I've known this for awhile, but most of my 9- and 10-year old students have MySpace accounts. (And yes, you're not allowed to register unless you say you're 14 or older.)
When I started teaching five years ago, I think one of my 32 students had a computer at home with Internet access. Now I think almost a third of my class does. Most of the rest regularly use the Internet at friends' houses or at the library.
I was eating lunch with five students today, and over turkey sandwiches, we started talking about how much TV they watched. "Sometimes I watch 'Lety La Fea,'" Maria said, referring to a popular telenovela, "but I use the computer and MySpace more."
This prompted a whole discussion about their MySpace profiles, how they can protect themselves from the "people who can rape you" on MySpace (as one girl said), spam, friend requests, and Tom. Maria, the most-frequent MySpace user in the group (and the students whose family was considering moving back to Mexico because they are afraid of deportation), was listing off her MySpace friends, most of whom are students in our class, and added, "And then there's Tom."
"Yeah, everyone's friends with him," another girl added. "He started MySpace."
This cracked me up. For you non-MySpace users, there is this guy named Tom who supposedly did start MySpace and who becomes your "friend" as soon as you set up your account. The idea that my peers who are on MySpace and my students all have this same "friend" named Tom - that they and his 179 million other "friends" have never met - is rather odd. How many conversations has Tom inserted himself into?
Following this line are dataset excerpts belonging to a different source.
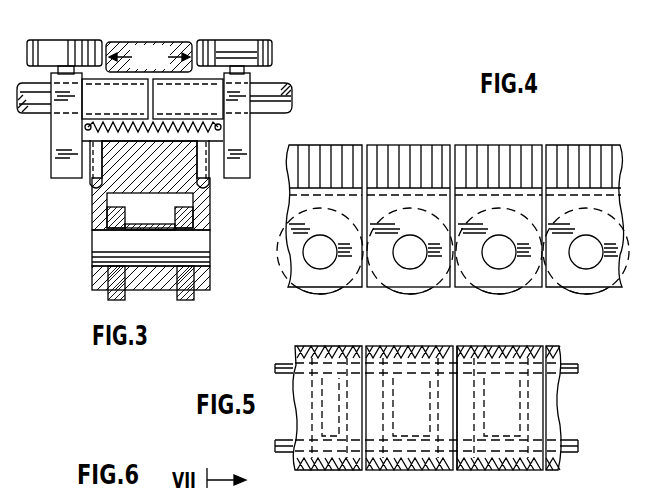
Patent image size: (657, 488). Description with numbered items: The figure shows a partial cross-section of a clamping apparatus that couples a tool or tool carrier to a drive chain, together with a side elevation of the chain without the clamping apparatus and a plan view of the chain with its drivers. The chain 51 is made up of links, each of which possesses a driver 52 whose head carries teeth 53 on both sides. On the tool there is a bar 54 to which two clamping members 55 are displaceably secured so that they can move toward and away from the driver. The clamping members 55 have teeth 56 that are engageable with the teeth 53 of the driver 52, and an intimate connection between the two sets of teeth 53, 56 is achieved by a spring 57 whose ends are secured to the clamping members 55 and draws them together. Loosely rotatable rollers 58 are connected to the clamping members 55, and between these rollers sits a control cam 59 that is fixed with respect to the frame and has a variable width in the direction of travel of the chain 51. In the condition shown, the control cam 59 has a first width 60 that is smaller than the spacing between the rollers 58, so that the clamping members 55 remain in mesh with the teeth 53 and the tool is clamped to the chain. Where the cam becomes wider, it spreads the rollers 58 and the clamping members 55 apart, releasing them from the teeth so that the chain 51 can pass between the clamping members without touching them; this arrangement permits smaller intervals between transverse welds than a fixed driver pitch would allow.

In FIG. 3, the chain 51 is at (194, 297).
In FIG. 4, the chain 51 is at (592, 297).
In FIG. 5, the chain 51 is at (290, 364).
In FIG. 3, the driver 52 is at (204, 214).
In FIG. 4, the driver 52 is at (410, 146).
In FIG. 5, the driver 52 is at (422, 347).
In FIG. 3, the teeth 53 is at (92, 183).
In FIG. 4, the teeth 53 is at (504, 151).
In FIG. 5, the teeth 53 is at (492, 350).
In FIG. 3, the bar 54 is at (276, 98).
In FIG. 3, the clamping members 55 is at (56, 138).
In FIG. 3, the teeth 56 is at (92, 166).
In FIG. 3, the spring 57 is at (122, 126).
In FIG. 3, the rollers 58 is at (287, 52).
In FIG. 3, the control cam 59 is at (168, 64).
In FIG. 3, the width 60 is at (149, 57).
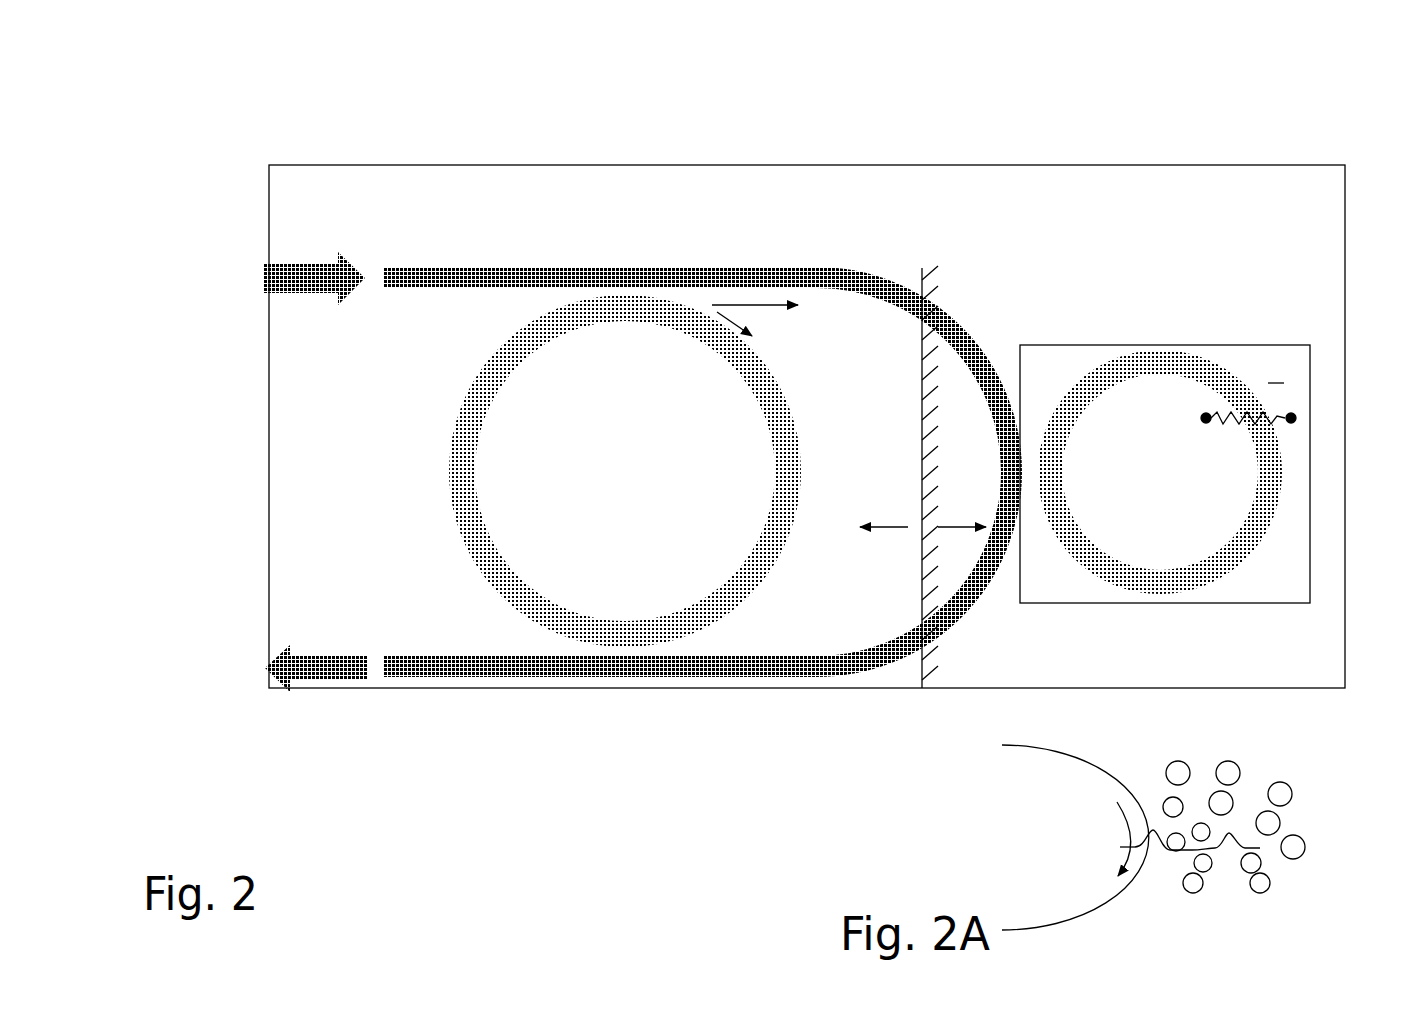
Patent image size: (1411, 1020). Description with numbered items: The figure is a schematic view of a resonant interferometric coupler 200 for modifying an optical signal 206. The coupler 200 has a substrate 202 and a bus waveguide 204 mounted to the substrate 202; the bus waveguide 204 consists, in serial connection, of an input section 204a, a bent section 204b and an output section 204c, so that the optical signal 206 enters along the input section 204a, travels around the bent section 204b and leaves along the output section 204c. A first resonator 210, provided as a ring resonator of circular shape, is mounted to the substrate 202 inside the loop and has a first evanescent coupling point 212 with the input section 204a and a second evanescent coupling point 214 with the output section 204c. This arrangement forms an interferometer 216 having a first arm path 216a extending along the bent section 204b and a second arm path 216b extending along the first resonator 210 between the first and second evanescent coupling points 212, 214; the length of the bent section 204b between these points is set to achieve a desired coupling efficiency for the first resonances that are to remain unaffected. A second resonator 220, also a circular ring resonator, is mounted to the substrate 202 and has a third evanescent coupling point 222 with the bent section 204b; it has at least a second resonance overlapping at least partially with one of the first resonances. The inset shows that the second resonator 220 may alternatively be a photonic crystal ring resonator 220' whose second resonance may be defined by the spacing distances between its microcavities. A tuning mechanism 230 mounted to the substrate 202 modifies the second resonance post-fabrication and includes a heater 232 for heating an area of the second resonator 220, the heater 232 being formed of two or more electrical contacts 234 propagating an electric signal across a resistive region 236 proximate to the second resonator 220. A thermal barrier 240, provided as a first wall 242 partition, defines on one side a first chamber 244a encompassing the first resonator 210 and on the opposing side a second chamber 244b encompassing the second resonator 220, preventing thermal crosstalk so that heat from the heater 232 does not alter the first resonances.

In FIG. 2, the resonant interferometric coupler 200 is at (1110, 150).
In FIG. 2, the substrate 202 is at (268, 485).
In FIG. 2, the bus waveguide 204 is at (430, 271).
In FIG. 2, the input section 204a is at (450, 289).
In FIG. 2, the bent section 204b is at (905, 312).
In FIG. 2, the output section 204c is at (455, 656).
In FIG. 2, the optical signal 206 is at (251, 290).
In FIG. 2, the first resonator 210 is at (588, 461).
In FIG. 2, the first evanescent coupling point 212 is at (634, 267).
In FIG. 2, the second evanescent coupling point 214 is at (627, 680).
In FIG. 2, the interferometer 216 is at (964, 293).
In FIG. 2, the first arm path 216a is at (758, 302).
In FIG. 2, the second arm path 216b is at (715, 313).
In FIG. 2, the second resonator 220 is at (1160, 472).
In FIG. 2A, the photonic crystal ring resonator 220' is at (1248, 803).
In FIG. 2, the third evanescent coupling point 222 is at (1037, 470).
In FIG. 2, the tuning mechanism 230 is at (1213, 340).
In FIG. 2, the heater 232 is at (1303, 408).
In FIG. 2, the electrical contacts 234 is at (1208, 421).
In FIG. 2, the resistive region 236 is at (1272, 415).
In FIG. 2, the thermal barrier 240 is at (950, 656).
In FIG. 2, the first wall 242 is at (940, 597).
In FIG. 2, the first chamber 244a is at (875, 509).
In FIG. 2, the second chamber 244b is at (973, 509).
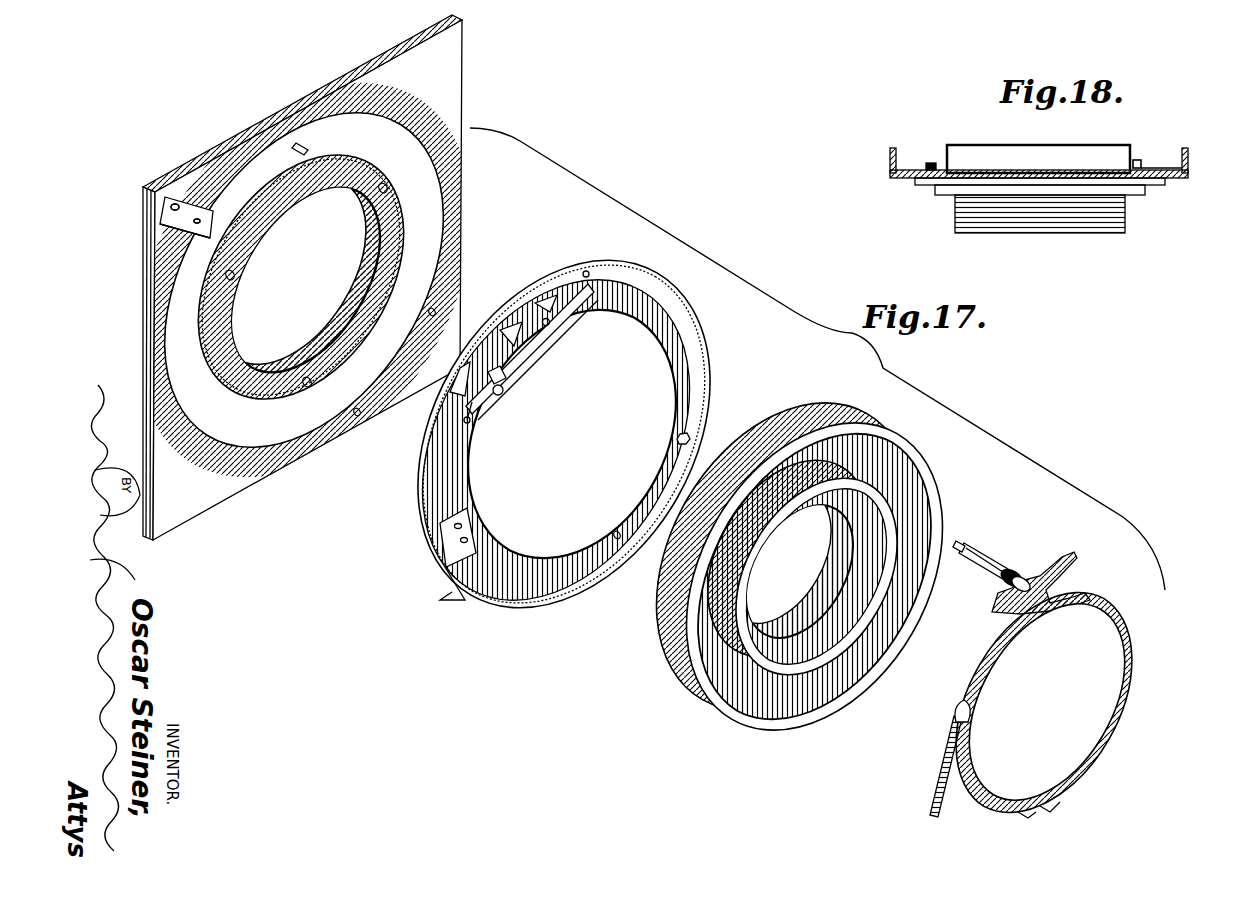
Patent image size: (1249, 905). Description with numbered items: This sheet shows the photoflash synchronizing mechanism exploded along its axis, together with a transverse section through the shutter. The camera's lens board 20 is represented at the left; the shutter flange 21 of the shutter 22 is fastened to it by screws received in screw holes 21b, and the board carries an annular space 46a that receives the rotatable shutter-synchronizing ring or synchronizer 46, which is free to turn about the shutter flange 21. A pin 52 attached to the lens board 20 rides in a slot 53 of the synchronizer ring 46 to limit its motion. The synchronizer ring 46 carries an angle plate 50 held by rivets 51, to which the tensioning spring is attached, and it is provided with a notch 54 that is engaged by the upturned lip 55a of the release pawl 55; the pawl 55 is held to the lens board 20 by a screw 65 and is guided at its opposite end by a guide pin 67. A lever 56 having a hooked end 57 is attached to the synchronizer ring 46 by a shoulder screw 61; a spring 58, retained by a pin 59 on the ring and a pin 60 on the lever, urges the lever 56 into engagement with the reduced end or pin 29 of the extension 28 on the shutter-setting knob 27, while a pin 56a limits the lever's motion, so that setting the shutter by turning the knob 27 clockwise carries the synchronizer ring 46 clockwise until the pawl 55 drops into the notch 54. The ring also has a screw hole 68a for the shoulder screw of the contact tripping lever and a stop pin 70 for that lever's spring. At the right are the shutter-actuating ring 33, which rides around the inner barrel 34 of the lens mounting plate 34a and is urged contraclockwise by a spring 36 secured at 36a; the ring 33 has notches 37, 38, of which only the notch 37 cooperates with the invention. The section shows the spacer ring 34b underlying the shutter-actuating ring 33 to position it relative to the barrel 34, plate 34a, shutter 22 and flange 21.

In FIG. 17, the lens board 20 is at (450, 62).
In FIG. 18, the shutter flange 21 is at (1134, 192).
In FIG. 17, the screw holes 21b is at (379, 192).
In FIG. 17, the shutter 22 is at (900, 438).
In FIG. 18, the shutter 22 is at (1190, 166).
In FIG. 17, the shutter-setting knob 27 is at (1008, 587).
In FIG. 17, the extension 28 is at (990, 561).
In FIG. 17, the reduced end or pin 29 is at (961, 546).
In FIG. 17, the shutter-actuating ring 33 is at (1094, 610).
In FIG. 18, the shutter-actuating ring 33 is at (1138, 162).
In FIG. 17, the inner barrel 34 is at (893, 503).
In FIG. 18, the inner barrel 34 is at (1001, 152).
In FIG. 17, the lens mounting plate 34a is at (902, 463).
In FIG. 18, the lens mounting plate 34a is at (1166, 170).
In FIG. 18, the spacer ring 34b is at (928, 166).
In FIG. 17, the spring 36 is at (940, 760).
In FIG. 17, the spring securing point 36a is at (966, 684).
In FIG. 17, the notch 37 is at (1032, 814).
In FIG. 17, the notch 38 is at (1052, 808).
In FIG. 17, the shutter-synchronizing ring 46 is at (688, 312).
In FIG. 17, the annular space 46a is at (263, 393).
In FIG. 17, the angle plate 50 is at (472, 528).
In FIG. 17, the rivets 51 is at (462, 524).
In FIG. 17, the pin 52 is at (312, 150).
In FIG. 17, the slot 53 is at (587, 272).
In FIG. 17, the notch 54 is at (462, 385).
In FIG. 17, the release pawl 55 is at (166, 221).
In FIG. 17, the upturned lip 55a is at (172, 246).
In FIG. 17, the lever 56 is at (535, 343).
In FIG. 17, the pin 56a is at (512, 334).
In FIG. 17, the hooked end 57 is at (548, 300).
In FIG. 17, the spring 58 is at (504, 383).
In FIG. 17, the pin 59 is at (463, 422).
In FIG. 17, the pin 60 is at (552, 322).
In FIG. 17, the shoulder screw 61 is at (500, 394).
In FIG. 17, the screw 65 is at (176, 203).
In FIG. 17, the guide pin 67 is at (198, 218).
In FIG. 17, the screw hole 68a is at (617, 541).
In FIG. 17, the stop pin 70 is at (690, 438).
I was impressed with my students' Internet savvy, their knowledge of Tom, their knowledge that those banner ads they saw for free iPods when they were setting up their MySpace accounts were not something to fall for. I wonder how the Internet and MySpace and YouTube and instant messaging will shape literacy practices and language learning in the future. I am not the first to wonder this, obviously. But I don't think teachers think about it enough.
***
On a different but communications-related note, AT&T decided that it's really no big deal to disable the phone system for a school of 850 students and 75 staff members for two days. They are supposedly "upgrading fiber optic cables" in our area, the principal says, and this upgrade involves cutting the current cables before the new ones are up and running. We have had no phone or Internet access for two days. What kind of business, especially one with almost 1000 employees on-site, would stand for this?